Un salaire minimum recommandé dans les entreprises privées sous compétence fédérale

La ministre du Travail, Filomena Tassi
Photo: Sean Kilpatrick La Presse canadienne La ministre du Travail, Filomena Tassi

Dans le but de réduire les inégalités sociales à travers le pays, un comité d’experts recommande l’instauration d’un salaire minimum pour les employés d’entreprises privées sous compétence fédérale, selon un rapport rendu public jeudi par la ministre du Travail, Filomena Tassi.

L’instauration d’un tel salaire serait une première depuis 1996, d’après les auteurs du document, qui émettent 39 recommandations.

Cela concernerait les employés d’entreprises privées telles que les banques et les compagnies oeuvrant dans la radiodiffusion, les télécommunications et le secteur du transport interprovincial et international.

« Il n’y avait pas de salaire minimum fédéral depuis plusieurs années. Les employés fédéraux étaient régis par le salaire minimum en vigueur dans chaque province », résume Dalia Gesualdi-Fecteau, professeure en droit du travail à l’Université du Québec à Montréal (UQAM). Mme Gesualdi-Fecteau siégeait également au Comité d’experts sur les normes du travail fédérales modernes.

Deux approches

Dans le but d’instaurer un tel salaire minimum, le comité propose deux options : uniformiser le salaire minimum d’un océan à l’autre, ou créer un salaire variable selon chaque province.

La première option serait fixée en calculant 60 % du salaire horaire médian de l’ensemble des personnes qui travaillent à temps plein au pays.

« Cela donnerait un salaire minimum approximatif de 15 $ l’heure pour l’ensemble des provinces et territoires », évalue Mme Gesualdi-Fecteau.

Une telle uniformisation aurait pour effet de diminuer la concurrence basée sur les salaires entre les provinces.

« Ça éviterait qu’une province qui a un salaire minimum plus bas puisse tenter d’attirer des entreprises sur son territoire sur la base d’un salaire qui est moins élevé », illustre Mme Gesualdi-Fecteau.
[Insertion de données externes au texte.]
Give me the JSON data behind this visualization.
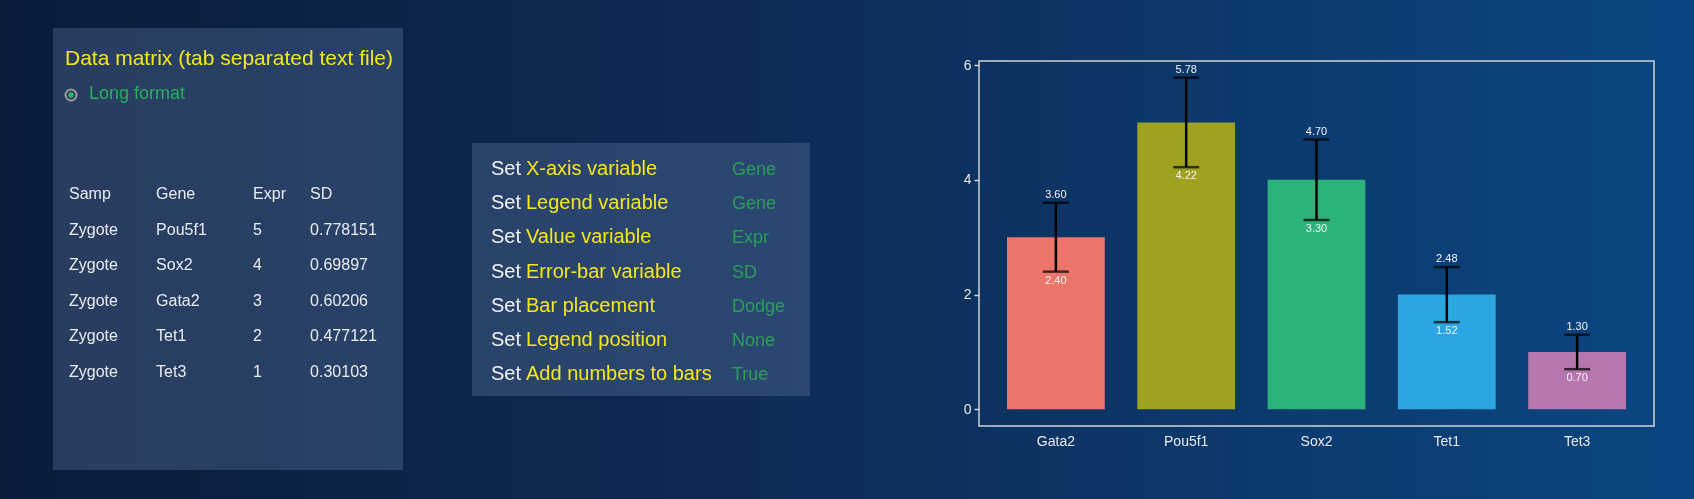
{
  "chart_data": [
    {
      "type": "other",
      "title": "Data matrix (tab separated text file)",
      "annotations": [
        "Long format"
      ],
      "categories": [
        "Samp",
        "Gene",
        "Expr",
        "SD"
      ],
      "cell_labels": [
        [
          "Zygote\tPou5f1\t5\t0.778151"
        ],
        [
          "Zygote\tSox2\t4\t0.69897"
        ],
        [
          "Zygote\tGata2\t3\t0.60206"
        ],
        [
          "Zygote\tTet1\t2\t0.477121"
        ],
        [
          "Zygote\tTet3\t1\t0.30103"
        ]
      ]
    },
    {
      "type": "other",
      "cell_labels": [
        [
          "Set",
          "X-axis variable",
          "Gene"
        ],
        [
          "Set",
          "Legend variable",
          "Gene"
        ],
        [
          "Set",
          "Value variable",
          "Expr"
        ],
        [
          "Set",
          "Error-bar variable",
          "SD"
        ],
        [
          "Set",
          "Bar placement",
          "Dodge"
        ],
        [
          "Set",
          "Legend position",
          "None"
        ],
        [
          "Set",
          "Add numbers to bars",
          "True"
        ]
      ]
    },
    {
      "type": "bar",
      "categories": [
        "Gata2",
        "Pou5f1",
        "Sox2",
        "Tet1",
        "Tet3"
      ],
      "values": [
        3,
        5,
        4,
        2,
        1
      ],
      "colors": [
        "#ec756a",
        "#9fa221",
        "#2cb37a",
        "#2ca6e0",
        "#b577ae"
      ],
      "errors": [
        [
          2.4,
          3.6
        ],
        [
          4.22,
          5.78
        ],
        [
          3.3,
          4.7
        ],
        [
          1.52,
          2.48
        ],
        [
          0.7,
          1.3
        ]
      ],
      "ylim": [
        -0.29,
        6.07
      ],
      "yticks": [
        0,
        2,
        4,
        6
      ],
      "annotations": [
        {
          "text": "3.60",
          "x": "Gata2",
          "y": 3.6
        },
        {
          "text": "2.40",
          "x": "Gata2",
          "y": 2.4
        },
        {
          "text": "5.78",
          "x": "Pou5f1",
          "y": 5.78
        },
        {
          "text": "4.22",
          "x": "Pou5f1",
          "y": 4.22
        },
        {
          "text": "4.70",
          "x": "Sox2",
          "y": 4.7
        },
        {
          "text": "3.30",
          "x": "Sox2",
          "y": 3.3
        },
        {
          "text": "2.48",
          "x": "Tet1",
          "y": 2.48
        },
        {
          "text": "1.52",
          "x": "Tet1",
          "y": 1.52
        },
        {
          "text": "1.30",
          "x": "Tet3",
          "y": 1.3
        },
        {
          "text": "0.70",
          "x": "Tet3",
          "y": 0.7
        }
      ]
    }
  ]
}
Elle relève que cette option aurait toutefois pour inconvénient de générer un écart avec le salaire minimum de certaines provinces.
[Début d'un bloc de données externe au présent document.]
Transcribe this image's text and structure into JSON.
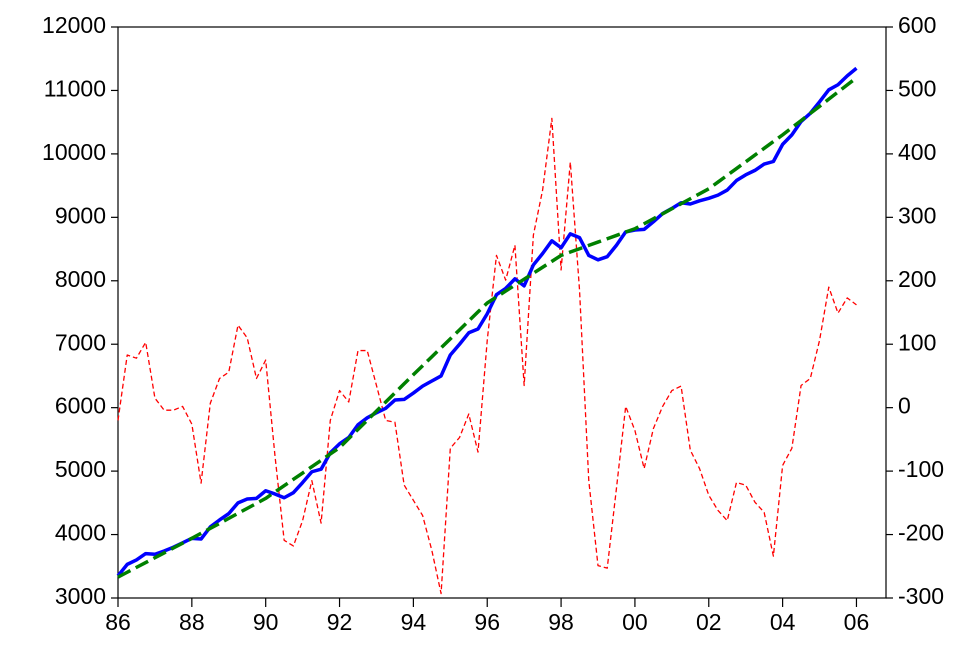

La seconde option consisterait en l’instauration d’un plancher salarial en calculant 60 % du salaire horaire médian selon chaque province ou territoire. À titre d’exemple, un employé serait payé 11,17 $ au Nouveau-Brunswick et 16,14 $ en Alberta.

Cela aurait pour avantage de s’ajuster à la réalité des salaires provinciaux. Mais cette hétérogénéité selon les provinces pourrait s’avérer complexe à administrer, en plus de reproduire la dynamique des inégalités de revenus entre les provinces.

« Prenez l’exemple des banques, qui sont établies dans plusieurs provinces ; tant pour les employeurs que les employés, ça pourrait engendrer un important facteur de confusion quant à la détermination du salaire pour chacune des provinces », souligne Mme Gesualdi-Fecteau.

Au Canada, environ 915 000 employés occupent un poste dans une entreprise sous compétence fédérale. De ce nombre, 42 000 personnes gagnaient le salaire minimum en 2017, selon le Programme du travail, chargé d’assurer la mise en oeuvre du Code canadien du travail.

Quelle que soit l’option retenue par la ministre, le Comité recommande que le salaire minimum fédéral soit également rajusté annuellement en fonction des données de l’Enquête sur la population active (EPA).

Vendredi dernier, le premier ministre, Justin Trudeau, a transmis à ses ministres ses lettres de mandat. Il a notamment demandé à Mme Tassi d’améliorer les dispositions du Code canadien du travail, en augmentant entre autres le salaire minimum fédéral à au moins 15 $ l’heure. Au moment où ces lignes étaient écrites, l’attaché de presse de la ministre du Travail n’avait pas encore répondu aux questions du Devoir.